Fish Friendships Are Based on Food Preferences, Study Finds
When it comes to choosing their friends, fish are most likely to bond over favorite foods. According to a recent study published in the journal Behavioral Ecology and Sociobiology, some types of fish bond when they eat the same thing for dinner, choosing to shoal with other fish who consume the same foods they do—regardless of species.
Scientists at the School of Life Sciences at the University of Lincolnshire studied the shoaling behavior of three-spined sticklebacks and nine-spined sticklebacks. They found that when they fed the fish different types of food, those fish who consumed the same foods tended to associate with each other, whether or not they were the same species. When they fed the sticklebacks the same food, meanwhile, the fish had no particular preference for their own species.
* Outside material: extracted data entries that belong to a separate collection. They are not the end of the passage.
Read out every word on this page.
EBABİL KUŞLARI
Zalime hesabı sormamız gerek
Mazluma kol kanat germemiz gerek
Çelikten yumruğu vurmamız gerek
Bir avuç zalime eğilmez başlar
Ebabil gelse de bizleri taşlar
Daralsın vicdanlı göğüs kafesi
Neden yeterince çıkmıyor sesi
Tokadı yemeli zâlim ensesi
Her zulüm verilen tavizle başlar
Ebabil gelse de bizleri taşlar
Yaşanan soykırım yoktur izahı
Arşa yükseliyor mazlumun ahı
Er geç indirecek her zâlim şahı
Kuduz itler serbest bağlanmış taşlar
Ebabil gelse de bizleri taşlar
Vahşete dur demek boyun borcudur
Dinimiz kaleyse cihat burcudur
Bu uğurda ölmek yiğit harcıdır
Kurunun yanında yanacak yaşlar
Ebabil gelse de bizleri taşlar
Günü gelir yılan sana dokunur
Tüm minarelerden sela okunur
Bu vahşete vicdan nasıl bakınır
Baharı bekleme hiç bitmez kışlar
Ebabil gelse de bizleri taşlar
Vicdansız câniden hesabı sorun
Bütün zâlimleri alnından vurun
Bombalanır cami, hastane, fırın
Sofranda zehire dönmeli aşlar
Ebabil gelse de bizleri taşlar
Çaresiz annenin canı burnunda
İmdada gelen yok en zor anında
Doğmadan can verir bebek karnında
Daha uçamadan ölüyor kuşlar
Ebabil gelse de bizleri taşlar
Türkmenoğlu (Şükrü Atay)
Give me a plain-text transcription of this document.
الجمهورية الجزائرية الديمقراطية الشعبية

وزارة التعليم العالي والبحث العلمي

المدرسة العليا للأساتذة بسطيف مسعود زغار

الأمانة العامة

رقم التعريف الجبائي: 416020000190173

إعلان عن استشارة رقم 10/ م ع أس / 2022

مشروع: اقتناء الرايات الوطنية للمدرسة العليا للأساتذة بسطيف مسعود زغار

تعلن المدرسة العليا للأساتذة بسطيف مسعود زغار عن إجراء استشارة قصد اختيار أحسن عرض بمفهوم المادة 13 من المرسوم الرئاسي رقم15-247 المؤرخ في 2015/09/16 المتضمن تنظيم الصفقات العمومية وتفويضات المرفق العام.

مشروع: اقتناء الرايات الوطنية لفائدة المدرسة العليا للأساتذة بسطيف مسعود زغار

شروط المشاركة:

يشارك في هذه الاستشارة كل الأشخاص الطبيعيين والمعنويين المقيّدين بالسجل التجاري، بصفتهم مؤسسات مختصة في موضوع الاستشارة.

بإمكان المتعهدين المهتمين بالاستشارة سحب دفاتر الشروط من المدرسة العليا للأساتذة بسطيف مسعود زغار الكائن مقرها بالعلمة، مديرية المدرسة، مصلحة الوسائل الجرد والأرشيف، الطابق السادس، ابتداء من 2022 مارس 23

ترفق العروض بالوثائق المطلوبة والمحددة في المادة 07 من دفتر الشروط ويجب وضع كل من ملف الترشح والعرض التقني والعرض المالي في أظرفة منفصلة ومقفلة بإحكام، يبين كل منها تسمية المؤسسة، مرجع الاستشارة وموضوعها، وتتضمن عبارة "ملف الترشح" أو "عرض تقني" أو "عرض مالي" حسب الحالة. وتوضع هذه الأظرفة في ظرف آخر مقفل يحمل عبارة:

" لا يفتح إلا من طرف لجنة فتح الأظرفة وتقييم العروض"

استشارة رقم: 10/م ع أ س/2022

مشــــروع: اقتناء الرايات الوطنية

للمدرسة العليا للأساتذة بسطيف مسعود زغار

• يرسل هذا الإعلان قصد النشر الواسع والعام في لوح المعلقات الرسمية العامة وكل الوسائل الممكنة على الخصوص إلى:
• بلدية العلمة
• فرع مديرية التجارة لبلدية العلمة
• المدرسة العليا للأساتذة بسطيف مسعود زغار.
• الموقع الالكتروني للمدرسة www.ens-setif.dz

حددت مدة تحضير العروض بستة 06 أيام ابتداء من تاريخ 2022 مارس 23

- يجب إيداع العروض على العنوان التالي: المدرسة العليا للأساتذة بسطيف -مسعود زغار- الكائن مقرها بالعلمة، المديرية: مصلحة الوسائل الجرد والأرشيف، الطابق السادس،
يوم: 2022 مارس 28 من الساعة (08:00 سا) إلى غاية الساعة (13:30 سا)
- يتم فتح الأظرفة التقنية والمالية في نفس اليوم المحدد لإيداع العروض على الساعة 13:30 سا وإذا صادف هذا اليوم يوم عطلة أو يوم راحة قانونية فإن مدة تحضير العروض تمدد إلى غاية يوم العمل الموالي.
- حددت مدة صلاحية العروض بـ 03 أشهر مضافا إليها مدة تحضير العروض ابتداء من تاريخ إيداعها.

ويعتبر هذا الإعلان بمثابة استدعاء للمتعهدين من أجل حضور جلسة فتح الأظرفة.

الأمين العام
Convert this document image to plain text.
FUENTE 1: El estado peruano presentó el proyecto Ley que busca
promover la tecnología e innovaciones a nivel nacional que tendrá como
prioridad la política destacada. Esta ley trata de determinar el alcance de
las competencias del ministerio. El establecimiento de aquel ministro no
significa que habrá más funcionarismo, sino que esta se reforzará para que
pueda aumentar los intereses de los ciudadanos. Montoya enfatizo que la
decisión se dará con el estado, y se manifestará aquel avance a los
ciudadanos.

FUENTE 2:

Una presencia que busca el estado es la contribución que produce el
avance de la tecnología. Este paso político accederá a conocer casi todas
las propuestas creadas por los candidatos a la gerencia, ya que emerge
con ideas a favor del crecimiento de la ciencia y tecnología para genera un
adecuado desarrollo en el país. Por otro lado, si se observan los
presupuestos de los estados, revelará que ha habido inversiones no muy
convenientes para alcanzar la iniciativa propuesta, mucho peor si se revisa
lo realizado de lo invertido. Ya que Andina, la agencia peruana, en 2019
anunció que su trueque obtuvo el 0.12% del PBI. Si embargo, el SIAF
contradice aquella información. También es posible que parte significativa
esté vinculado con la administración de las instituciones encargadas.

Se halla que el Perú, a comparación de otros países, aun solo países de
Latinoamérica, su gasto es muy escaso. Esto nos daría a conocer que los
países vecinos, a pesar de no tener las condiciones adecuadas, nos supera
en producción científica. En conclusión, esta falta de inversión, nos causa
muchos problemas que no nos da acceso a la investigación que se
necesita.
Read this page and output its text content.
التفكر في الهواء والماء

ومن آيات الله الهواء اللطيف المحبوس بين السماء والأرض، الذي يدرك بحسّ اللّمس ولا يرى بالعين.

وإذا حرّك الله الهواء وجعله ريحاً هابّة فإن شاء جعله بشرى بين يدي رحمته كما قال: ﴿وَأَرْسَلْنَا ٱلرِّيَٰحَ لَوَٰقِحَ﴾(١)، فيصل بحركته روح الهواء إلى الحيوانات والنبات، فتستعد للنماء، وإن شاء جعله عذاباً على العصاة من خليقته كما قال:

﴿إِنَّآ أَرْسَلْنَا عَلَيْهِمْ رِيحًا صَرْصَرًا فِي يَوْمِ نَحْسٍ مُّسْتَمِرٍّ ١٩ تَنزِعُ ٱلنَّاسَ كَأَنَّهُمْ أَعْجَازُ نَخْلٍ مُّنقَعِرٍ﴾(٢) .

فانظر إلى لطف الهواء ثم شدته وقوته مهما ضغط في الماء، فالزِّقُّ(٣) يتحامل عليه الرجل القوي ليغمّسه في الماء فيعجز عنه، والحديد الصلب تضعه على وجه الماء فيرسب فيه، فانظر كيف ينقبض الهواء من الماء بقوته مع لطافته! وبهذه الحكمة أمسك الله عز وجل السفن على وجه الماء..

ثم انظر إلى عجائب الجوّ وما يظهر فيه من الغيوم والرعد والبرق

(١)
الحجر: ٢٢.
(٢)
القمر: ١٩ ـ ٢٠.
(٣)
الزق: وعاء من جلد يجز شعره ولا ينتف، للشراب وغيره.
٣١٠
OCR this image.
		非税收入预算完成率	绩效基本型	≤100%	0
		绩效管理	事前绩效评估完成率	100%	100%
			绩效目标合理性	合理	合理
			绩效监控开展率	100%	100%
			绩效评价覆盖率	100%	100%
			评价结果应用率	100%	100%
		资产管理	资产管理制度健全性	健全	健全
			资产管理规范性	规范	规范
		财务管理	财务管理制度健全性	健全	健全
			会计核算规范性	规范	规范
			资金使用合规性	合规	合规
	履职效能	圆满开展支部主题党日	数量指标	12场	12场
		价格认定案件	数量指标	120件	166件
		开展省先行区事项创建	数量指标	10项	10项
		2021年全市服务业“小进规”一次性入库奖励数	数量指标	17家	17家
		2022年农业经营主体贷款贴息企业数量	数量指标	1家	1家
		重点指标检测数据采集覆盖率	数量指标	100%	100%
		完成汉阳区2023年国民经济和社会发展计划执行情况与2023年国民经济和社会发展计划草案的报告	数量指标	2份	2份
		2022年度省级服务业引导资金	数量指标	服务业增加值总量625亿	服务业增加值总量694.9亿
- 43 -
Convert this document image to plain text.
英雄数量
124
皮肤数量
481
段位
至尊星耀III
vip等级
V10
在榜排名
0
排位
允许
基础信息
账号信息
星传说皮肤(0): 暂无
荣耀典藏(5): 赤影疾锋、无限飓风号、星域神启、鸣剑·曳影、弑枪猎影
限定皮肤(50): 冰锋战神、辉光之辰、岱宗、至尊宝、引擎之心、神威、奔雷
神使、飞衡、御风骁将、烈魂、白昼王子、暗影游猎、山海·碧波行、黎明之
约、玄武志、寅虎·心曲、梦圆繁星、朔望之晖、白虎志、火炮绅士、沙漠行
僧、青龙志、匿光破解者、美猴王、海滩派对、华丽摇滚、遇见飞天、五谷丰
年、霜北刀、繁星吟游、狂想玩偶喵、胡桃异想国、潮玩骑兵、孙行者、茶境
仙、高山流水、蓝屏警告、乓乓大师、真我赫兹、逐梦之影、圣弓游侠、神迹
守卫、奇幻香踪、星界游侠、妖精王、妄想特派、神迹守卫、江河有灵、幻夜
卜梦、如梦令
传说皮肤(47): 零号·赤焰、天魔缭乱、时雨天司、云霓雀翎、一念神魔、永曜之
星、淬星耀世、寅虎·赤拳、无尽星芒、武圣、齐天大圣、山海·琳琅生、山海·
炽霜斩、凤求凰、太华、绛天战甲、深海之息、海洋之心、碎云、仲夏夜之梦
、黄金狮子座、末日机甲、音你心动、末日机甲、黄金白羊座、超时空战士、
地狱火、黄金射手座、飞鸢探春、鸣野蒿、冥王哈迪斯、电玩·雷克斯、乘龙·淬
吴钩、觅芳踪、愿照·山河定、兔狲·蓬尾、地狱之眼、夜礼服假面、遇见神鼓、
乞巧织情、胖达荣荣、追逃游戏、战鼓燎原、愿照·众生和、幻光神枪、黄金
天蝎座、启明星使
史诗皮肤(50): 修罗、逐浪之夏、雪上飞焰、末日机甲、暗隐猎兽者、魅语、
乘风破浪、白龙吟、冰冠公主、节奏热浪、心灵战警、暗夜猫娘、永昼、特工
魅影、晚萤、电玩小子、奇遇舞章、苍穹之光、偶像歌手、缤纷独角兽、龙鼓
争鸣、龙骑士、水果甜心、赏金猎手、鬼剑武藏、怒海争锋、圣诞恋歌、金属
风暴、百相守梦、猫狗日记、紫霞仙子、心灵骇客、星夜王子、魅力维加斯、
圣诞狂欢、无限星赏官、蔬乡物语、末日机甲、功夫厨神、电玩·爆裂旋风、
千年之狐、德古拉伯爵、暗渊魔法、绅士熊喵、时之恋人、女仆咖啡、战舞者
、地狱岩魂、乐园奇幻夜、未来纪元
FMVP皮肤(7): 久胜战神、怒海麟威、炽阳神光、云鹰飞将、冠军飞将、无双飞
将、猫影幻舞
“This behavior is most likely mediated by the general familiarity of diet-derived chemical cues, as the fish were previously housed in different tanks and were unfamiliar to one another,” researcher Tanja Kleinhappel explains. “We don’t believe that the observed shoaling behavior of the fish is controlled by visual or other non-dietary cues that are specific to a particular species, and the results therefore suggest the general familiarity of shared chemical cues could be a way by which to induce shoaling behavior between fish of the same and different species.”
Researchers believe their findings illustrate the importance of chemical cues in animal socialization. Though subsequent studies are needed to determine exactly why fish associate with those who eat the same foods, researchers believe the phenomenon may serve a protective purpose.
“Associating with fish that smell the same might be all about food and protection,” Kleinhappel explains. “By associating with others that share the same preference for particular types of food, a fish ensures that it has enough to eat. Being surrounded by similar-smelling fish also protects an individual against predators that use certain chemical search patterns to detect prey.”